Why does the British state knock down the houses of people who try to solve their own housing problems? This is what Mark must explain, because it is what Sir Peter Hall consistently ignores in his long run and well rewarded defence of reformist planning.

What if anyone, including the volume house builders, could build £90,000 family houses in 2009, on land that cost agricultural value, and sell them for a little over £100,000 each? What would happen?

The answer is obvious. Few would buy an old house on the EXISTING market valued at £250,000 when they could buy a big new one far more cheaply in the same vicinity. The inflated trade in Britain's 26 million EXISTING homes would collapse. The mortgage market worth £1.2 trillion "secured" on the existing stock, valued at about three times that in 2009, would collapse. Finance capital would be threatened.

So while Mark is on the side of the angels, wanting space and affordability, he has to address why the British state would never allow people to build freely on redundant farmland. It would collapse a significant section of British capitalism, affecting the wider political economy of the country. Planners don't understand that they work for the Treasury and THE CITY, but their professional maintenance of the national denial of development rights is essential to the lucrative mortgage lending sector.

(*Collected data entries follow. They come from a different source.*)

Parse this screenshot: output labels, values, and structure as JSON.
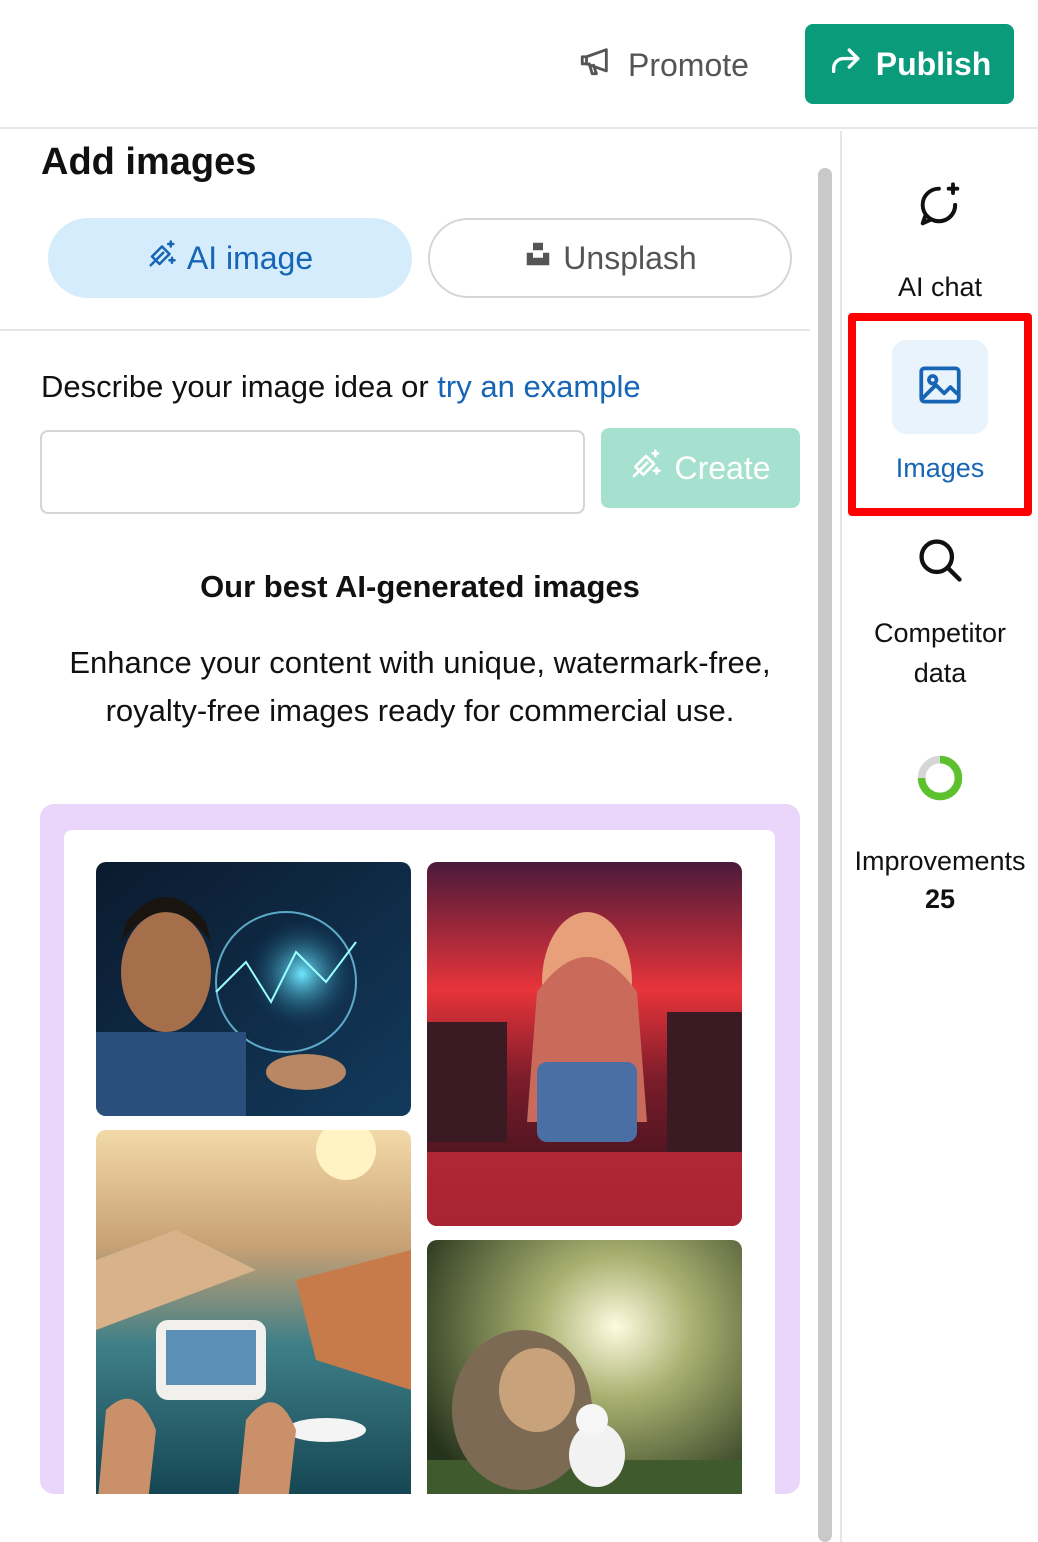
{
  "header": {
    "promote_label": "Promote",
    "publish_label": "Publish"
  },
  "panel": {
    "title": "Add images",
    "tabs": [
      {
        "label": "AI image",
        "icon": "magic-wand-icon",
        "active": true
      },
      {
        "label": "Unsplash",
        "icon": "unsplash-icon",
        "active": false
      }
    ],
    "prompt_label": "Describe your image idea or ",
    "prompt_link": "try an example",
    "prompt_value": "",
    "create_label": "Create",
    "best_title": "Our best AI-generated images",
    "best_description": "Enhance your content with unique, watermark-free, royalty-free images ready for commercial use."
  },
  "sidebar": {
    "items": [
      {
        "label": "AI chat",
        "icon": "chat-sparkle-icon"
      },
      {
        "label": "Images",
        "icon": "image-icon",
        "active": true
      },
      {
        "label": "Competitor data",
        "icon": "search-icon"
      },
      {
        "label": "Improvements",
        "icon": "progress-ring-icon",
        "count": "25"
      }
    ]
  },
  "colors": {
    "accent": "#1765b5",
    "publish": "#0a9b7b",
    "create_disabled": "#a6e0cf",
    "tab_active_bg": "#d4ecfb",
    "gallery_bg": "#ead6fa",
    "highlight": "#ff0000"
  }
}
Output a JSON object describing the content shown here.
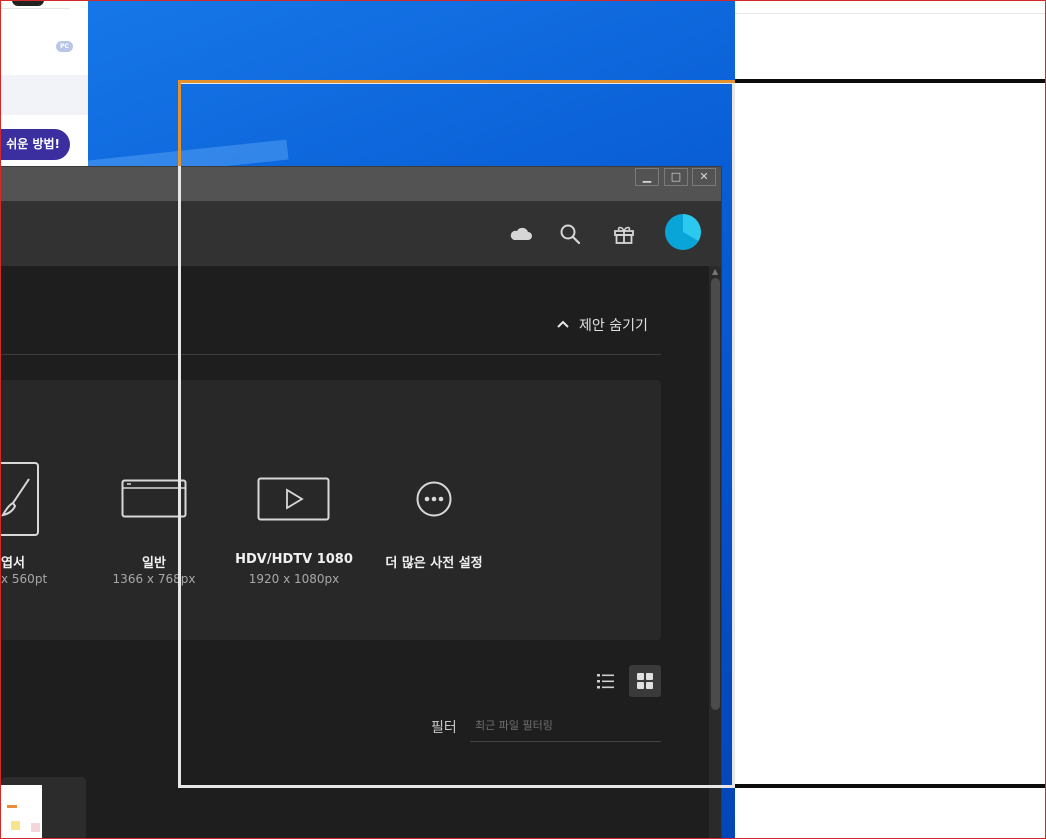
{
  "browser": {
    "badge": "PC",
    "promo_button": "쉬운 방법!"
  },
  "window_controls": {
    "minimize": "▁",
    "maximize": "□",
    "close": "✕"
  },
  "header": {
    "icons": [
      "cloud-icon",
      "search-icon",
      "gift-icon",
      "avatar"
    ]
  },
  "suggestions": {
    "hide_label": "제안 숨기기"
  },
  "presets": [
    {
      "name": "엽서",
      "size": "x 560pt",
      "icon": "brush-icon"
    },
    {
      "name": "일반",
      "size": "1366 x 768px",
      "icon": "browser-window-icon"
    },
    {
      "name": "HDV/HDTV 1080",
      "size": "1920 x 1080px",
      "icon": "video-play-icon"
    },
    {
      "name": "더 많은 사전 설정",
      "size": "",
      "icon": "more-options-icon"
    }
  ],
  "recent": {
    "filter_label": "필터",
    "filter_placeholder": "최근 파일 필터링",
    "view_modes": [
      "list-view",
      "grid-view"
    ],
    "active_view": "grid-view"
  },
  "colors": {
    "window_bg": "#1e1e1e",
    "header_bg": "#323232",
    "titlebar_bg": "#535353",
    "avatar": "#2cc9ef",
    "selection_border": "#e7e7e7",
    "selection_accent": "#e3922e",
    "desktop_blue": "#0a5fd6"
  }
}
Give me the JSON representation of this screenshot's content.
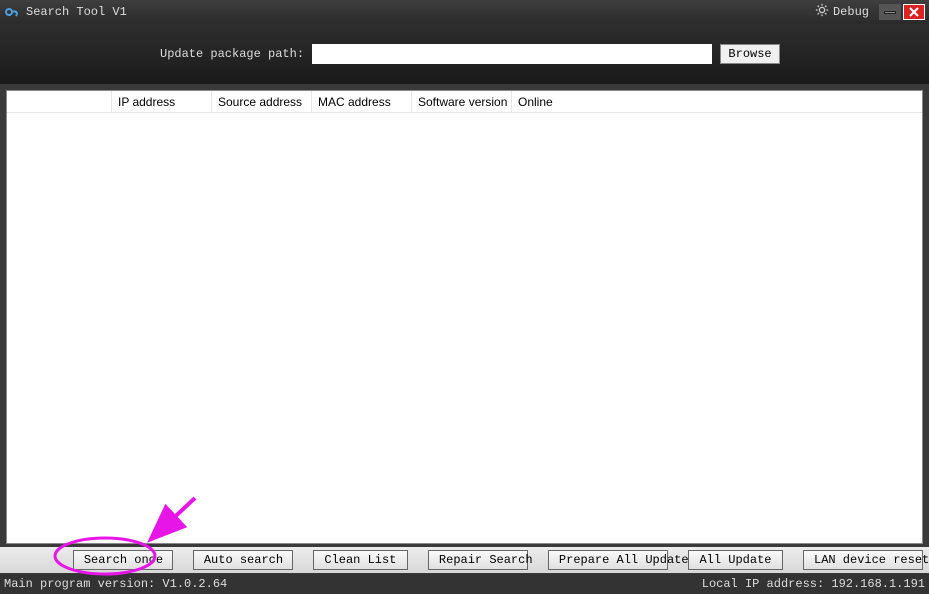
{
  "window": {
    "title": "Search Tool V1",
    "debug_label": "Debug"
  },
  "toolbar": {
    "path_label": "Update package path:",
    "path_value": "",
    "browse_label": "Browse"
  },
  "columns": {
    "c0": "",
    "c1": "IP address",
    "c2": "Source address",
    "c3": "MAC address",
    "c4": "Software version",
    "c5": "Online"
  },
  "buttons": {
    "search_once": "Search once",
    "auto_search": "Auto search",
    "clean_list": "Clean List",
    "repair_search": "Repair Search",
    "prepare_all_update": "Prepare All Update",
    "all_update": "All Update",
    "lan_device_reset": "LAN device reset"
  },
  "status": {
    "program_version": "Main program version: V1.0.2.64",
    "local_ip": "Local IP address: 192.168.1.191"
  }
}
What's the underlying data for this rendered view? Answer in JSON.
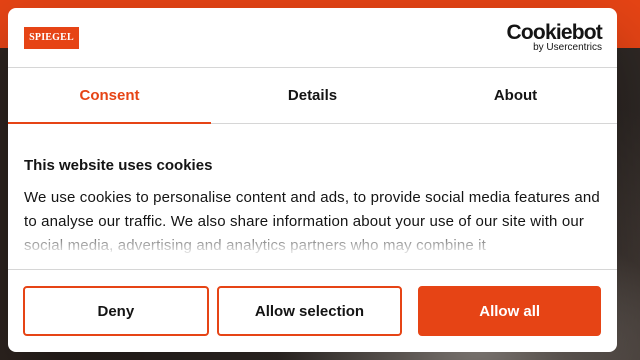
{
  "site": {
    "logo_text": "SPIEGEL",
    "brand_color": "#e64415"
  },
  "cookiebot": {
    "brand": "Cookiebot",
    "byline": "by Usercentrics"
  },
  "tabs": [
    {
      "label": "Consent",
      "active": true
    },
    {
      "label": "Details",
      "active": false
    },
    {
      "label": "About",
      "active": false
    }
  ],
  "content": {
    "heading": "This website uses cookies",
    "body": "We use cookies to personalise content and ads, to provide social media features and to analyse our traffic. We also share information about your use of our site with our social media, advertising and analytics partners who may combine it"
  },
  "buttons": {
    "deny": "Deny",
    "allow_selection": "Allow selection",
    "allow_all": "Allow all"
  }
}
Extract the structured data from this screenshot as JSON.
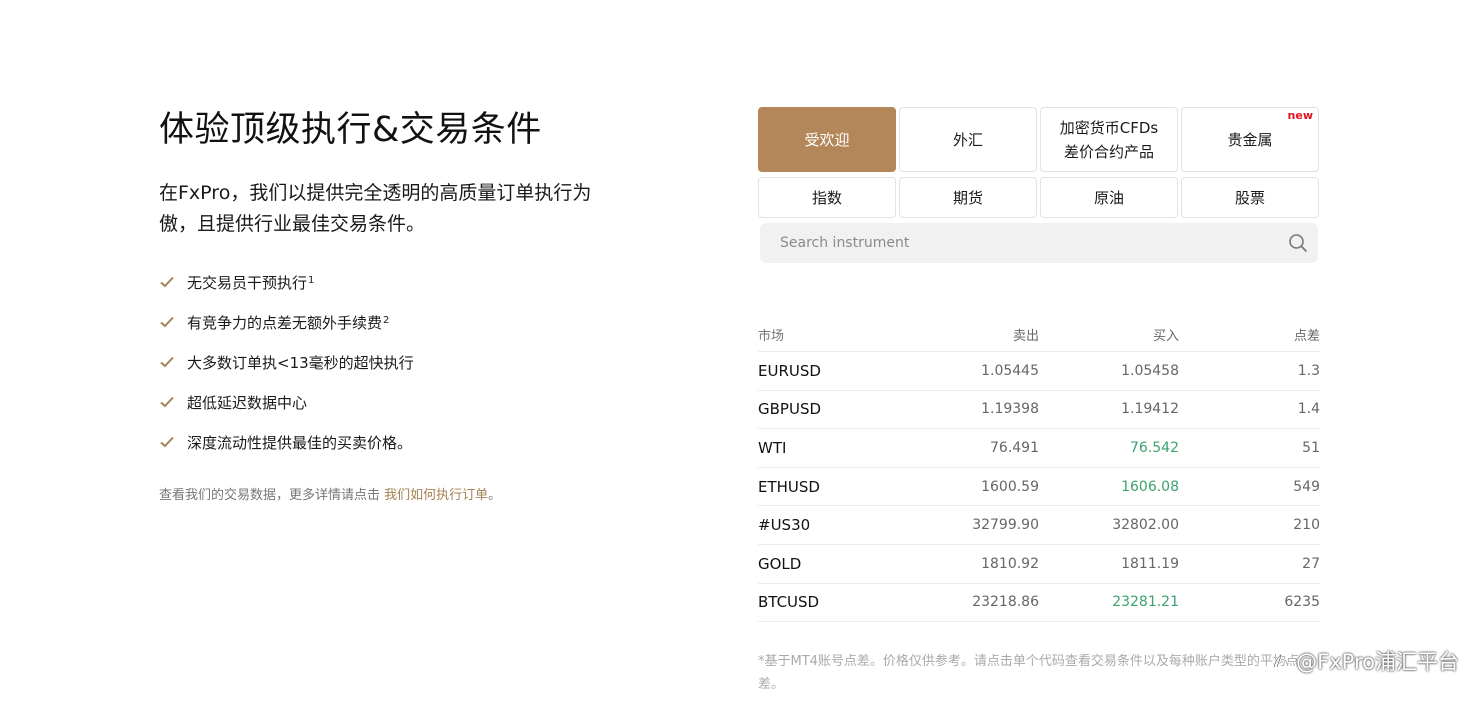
{
  "left": {
    "headline": "体验顶级执行&交易条件",
    "intro": "在FxPro，我们以提供完全透明的高质量订单执行为傲，且提供行业最佳交易条件。",
    "features": [
      {
        "text": "无交易员干预执行",
        "sup": "1"
      },
      {
        "text": "有竞争力的点差无额外手续费",
        "sup": "2"
      },
      {
        "text": "大多数订单执<13毫秒的超快执行",
        "sup": ""
      },
      {
        "text": "超低延迟数据中心",
        "sup": ""
      },
      {
        "text": "深度流动性提供最佳的买卖价格。",
        "sup": ""
      }
    ],
    "footnote_text": "查看我们的交易数据，更多详情请点击",
    "footnote_link": "我们如何执行订单",
    "footnote_end": "。"
  },
  "tabs": {
    "popular": "受欢迎",
    "forex": "外汇",
    "crypto_line1": "加密货币CFDs",
    "crypto_line2": "差价合约产品",
    "metals": "贵金属",
    "metals_badge": "new",
    "indices": "指数",
    "futures": "期货",
    "oil": "原油",
    "stocks": "股票"
  },
  "search": {
    "placeholder": "Search instrument"
  },
  "table": {
    "headers": {
      "market": "市场",
      "sell": "卖出",
      "buy": "买入",
      "spread": "点差"
    },
    "rows": [
      {
        "market": "EURUSD",
        "sell": "1.05445",
        "buy": "1.05458",
        "spread": "1.3"
      },
      {
        "market": "GBPUSD",
        "sell": "1.19398",
        "buy": "1.19412",
        "spread": "1.4"
      },
      {
        "market": "WTI",
        "sell": "76.491",
        "buy": "76.542",
        "spread": "51"
      },
      {
        "market": "ETHUSD",
        "sell": "1600.59",
        "buy": "1606.08",
        "spread": "549"
      },
      {
        "market": "#US30",
        "sell": "32799.90",
        "buy": "32802.00",
        "spread": "210"
      },
      {
        "market": "GOLD",
        "sell": "1810.92",
        "buy": "1811.19",
        "spread": "27"
      },
      {
        "market": "BTCUSD",
        "sell": "23218.86",
        "buy": "23281.21",
        "spread": "6235"
      }
    ],
    "note": "*基于MT4账号点差。价格仅供参考。请点击单个代码查看交易条件以及每种账户类型的平均点差。"
  },
  "watermark": "@FxPro浦汇平台",
  "colors": {
    "accent": "#b4875a",
    "up": "#3aa36e",
    "badge": "#e0141e"
  },
  "icons": {
    "check": "check-icon",
    "search": "search-icon",
    "watermark": "zhihu-logo-icon"
  }
}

Many today want a return to state subsidised council house building THROUGH THE PLANNING SYSTEM. Mark may be among them. This makes no sense when land is inflated through the planning system that dates from 1947.

The only way forward for Britain is to take the pain. We must end the nationalisation of development rights, to set Britain's farmers free to sell their land for housing. That would collapse the existing housing market on the 10% of Britain that already exists, removing the "security" on inflated mortgages that working people simply don't need to be burdened with. A debt of £250,000 is not needed when £100,000 will do. Then why not ask why construction can't be driven down below £500/m2... Also there are other sources of finance in the world of 2009 to fund a twenty-first century British house building boom. Working people could even set up BUILDING SOCIETIES again, and break free of THE CITY.

A council house building programme would only allow the state to look like it cared, when actually it maintains the condition of unaffordability through the planning system that Hall, and I suspect Clapson, both support.

The large numbers of British low paid households have been CONTAINED. The question in 2009 is whether people will put up with being contained by the denial of the right to build a home. Clapson may want a home to be a right. A home should not be a right. The freedom to build is the thing that matters. Freedom from planners backed by the police. And freedom from planning academics.

We could have another conference to thrash this out again, after the housing bubble. I'd happily work on that. But a more interesting prospect is to attempt to get beyond academic study, and to work to break the planning law of 1947.